INITIALIZE WS-DESC-PARTS
UNSTRING WS-RAW-DESC
DELIMITED BY '|'
INTO WS-DESC-PART1
WS-DESC-PART2
WS-DESC-PART3
TALLYING IN WS-PART-COUNT
END-UNSTRING.
2200-PARSE-CMS.
INITIALIZE WS-DESC-PARTS
UNSTRING WS-RAW-DESC
DELIMITED BY ', '
INTO WS-DESC-PART1
WS-DESC-PART2
WS-DESC-PART3
TALLYING IN WS-PART-COUNT
END-UNSTRING.
2300-PARSE-LEGACY.
INITIALIZE WS-DESC-PARTS
UNSTRING WS-RAW-DESC
DELIMITED BY '-'
INTO WS-ABBREV1
WS-ABBREV2
WS-ABBREV3
TALLYING IN WS-PART-COUNT
END-UNSTRING
PERFORM 2310-EXPAND-ABBREVIATIONS.
Stage 3: Normalization (STRING + INSPECT)
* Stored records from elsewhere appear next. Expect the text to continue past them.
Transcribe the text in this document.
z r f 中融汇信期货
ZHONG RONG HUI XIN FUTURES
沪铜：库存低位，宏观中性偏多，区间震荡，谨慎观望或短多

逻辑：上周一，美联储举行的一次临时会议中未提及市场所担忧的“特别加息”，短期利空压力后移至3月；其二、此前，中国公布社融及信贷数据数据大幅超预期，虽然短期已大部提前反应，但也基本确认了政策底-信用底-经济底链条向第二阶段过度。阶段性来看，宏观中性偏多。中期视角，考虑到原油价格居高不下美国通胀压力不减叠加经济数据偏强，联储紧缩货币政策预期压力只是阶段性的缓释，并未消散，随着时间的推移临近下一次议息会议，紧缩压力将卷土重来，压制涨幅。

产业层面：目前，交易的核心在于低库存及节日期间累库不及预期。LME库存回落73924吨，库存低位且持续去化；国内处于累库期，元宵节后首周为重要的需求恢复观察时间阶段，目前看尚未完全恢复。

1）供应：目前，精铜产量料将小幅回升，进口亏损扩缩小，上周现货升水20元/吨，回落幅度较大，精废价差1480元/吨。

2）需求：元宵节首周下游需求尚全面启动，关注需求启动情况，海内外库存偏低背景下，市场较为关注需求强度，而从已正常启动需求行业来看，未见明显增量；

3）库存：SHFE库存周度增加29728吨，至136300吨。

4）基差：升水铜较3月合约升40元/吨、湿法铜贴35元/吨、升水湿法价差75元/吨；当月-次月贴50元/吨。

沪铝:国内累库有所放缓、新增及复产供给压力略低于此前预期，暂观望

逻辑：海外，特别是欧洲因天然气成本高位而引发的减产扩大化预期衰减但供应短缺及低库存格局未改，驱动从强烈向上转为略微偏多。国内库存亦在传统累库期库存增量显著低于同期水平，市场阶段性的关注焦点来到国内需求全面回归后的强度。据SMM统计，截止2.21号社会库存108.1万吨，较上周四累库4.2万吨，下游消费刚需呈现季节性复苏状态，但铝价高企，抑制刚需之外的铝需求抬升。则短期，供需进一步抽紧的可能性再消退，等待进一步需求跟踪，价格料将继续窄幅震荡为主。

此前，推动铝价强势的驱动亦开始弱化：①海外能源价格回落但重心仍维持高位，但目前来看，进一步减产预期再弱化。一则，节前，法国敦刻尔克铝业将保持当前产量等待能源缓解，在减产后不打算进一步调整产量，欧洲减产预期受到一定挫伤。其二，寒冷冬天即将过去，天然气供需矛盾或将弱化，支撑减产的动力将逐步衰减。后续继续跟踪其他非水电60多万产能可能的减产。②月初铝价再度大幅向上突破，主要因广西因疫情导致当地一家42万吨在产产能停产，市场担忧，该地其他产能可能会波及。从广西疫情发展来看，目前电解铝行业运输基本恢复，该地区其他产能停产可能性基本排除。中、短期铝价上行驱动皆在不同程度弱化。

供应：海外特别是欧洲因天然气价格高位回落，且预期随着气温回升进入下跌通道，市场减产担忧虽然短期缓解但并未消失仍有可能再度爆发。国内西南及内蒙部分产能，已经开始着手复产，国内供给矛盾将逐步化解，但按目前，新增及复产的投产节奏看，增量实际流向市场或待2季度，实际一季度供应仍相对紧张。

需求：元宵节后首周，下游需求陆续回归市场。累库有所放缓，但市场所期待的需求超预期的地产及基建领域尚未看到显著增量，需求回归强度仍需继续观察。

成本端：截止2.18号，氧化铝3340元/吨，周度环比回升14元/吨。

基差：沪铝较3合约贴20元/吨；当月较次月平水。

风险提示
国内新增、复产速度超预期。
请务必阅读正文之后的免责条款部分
3000-NORMALIZE-DESCRIPTION.
* Uppercase all parts
INSPECT WS-DESC-PART1
CONVERTING 'abcdefghijklmnopqrstuvwxyz'
TO 'ABCDEFGHIJKLMNOPQRSTUVWXYZ'
INSPECT WS-DESC-PART2
CONVERTING 'abcdefghijklmnopqrstuvwxyz'
TO 'ABCDEFGHIJKLMNOPQRSTUVWXYZ'
INSPECT WS-DESC-PART3
CONVERTING 'abcdefghijklmnopqrstuvwxyz'
TO 'ABCDEFGHIJKLMNOPQRSTUVWXYZ'
* Build normalized description
MOVE SPACES TO WS-NORM-DESC
MOVE 1 TO WS-DESC-PTR
STRING WS-DESC-PART1 DELIMITED BY ' '
' - ' DELIMITED BY SIZE
WS-DESC-PART2 DELIMITED BY ' '
INTO WS-NORM-DESC
WITH POINTER WS-DESC-PTR
END-STRING
IF WS-PART-COUNT > 2
STRING ' - ' DELIMITED BY SIZE
WS-DESC-PART3 DELIMITED BY ' '
INTO WS-NORM-DESC
WITH POINTER WS-DESC-PTR
END-STRING
END-IF.
Results
After deploying the normalization pipeline:
| Metric | Before | After |
|---|---|---|
| Format variants in database | 847 unique description patterns | 312 normalized patterns |
| Reporting accuracy | 72% (duplicate categories due to format variations) | 96% (clean categorization) |
| Provider name matches | 81% (missed due to format differences) | 98% (normalized matching) |
| Processing time | N/A (new feature) | 3.2 seconds for 500K claims |
Key Insight: Format Detection Before Parsing
The most important design decision was Stage 1 — detecting the format before parsing. Rather than trying a single UNSTRING and hoping it works, the program uses INSPECT TALLYING to characterize the input, then applies the appropriate UNSTRING pattern.
Sarah Kim's observation: "Never assume your input is in the format you expect. Check first, parse second. INSPECT TALLYING is cheap — a failed parse that corrupts downstream data is expensive."
Discussion Questions
- The format detection in Stage 1 uses simple heuristics (counting pipes, checking prefixes). What could go wrong? How would you make it more robust?
- How would you handle a claim description that contains both pipes and commas? Which format takes priority?
- The provider name standardization must handle names from many cultures. "Dr. Priya Kapoor" and "Kim, Sarah J." follow Western conventions, but what about names like "Tomás Rivera" (accent) or "James Okafor-Smith" (hyphenated)? How would you extend the parsing?
- If MedClaim added a fourth format (JSON from a REST API), how would you extend the pipeline?
- Why is the
DELIMITED BY ' '(two spaces) used instead ofDELIMITED BY SPACEwhen building the normalized description?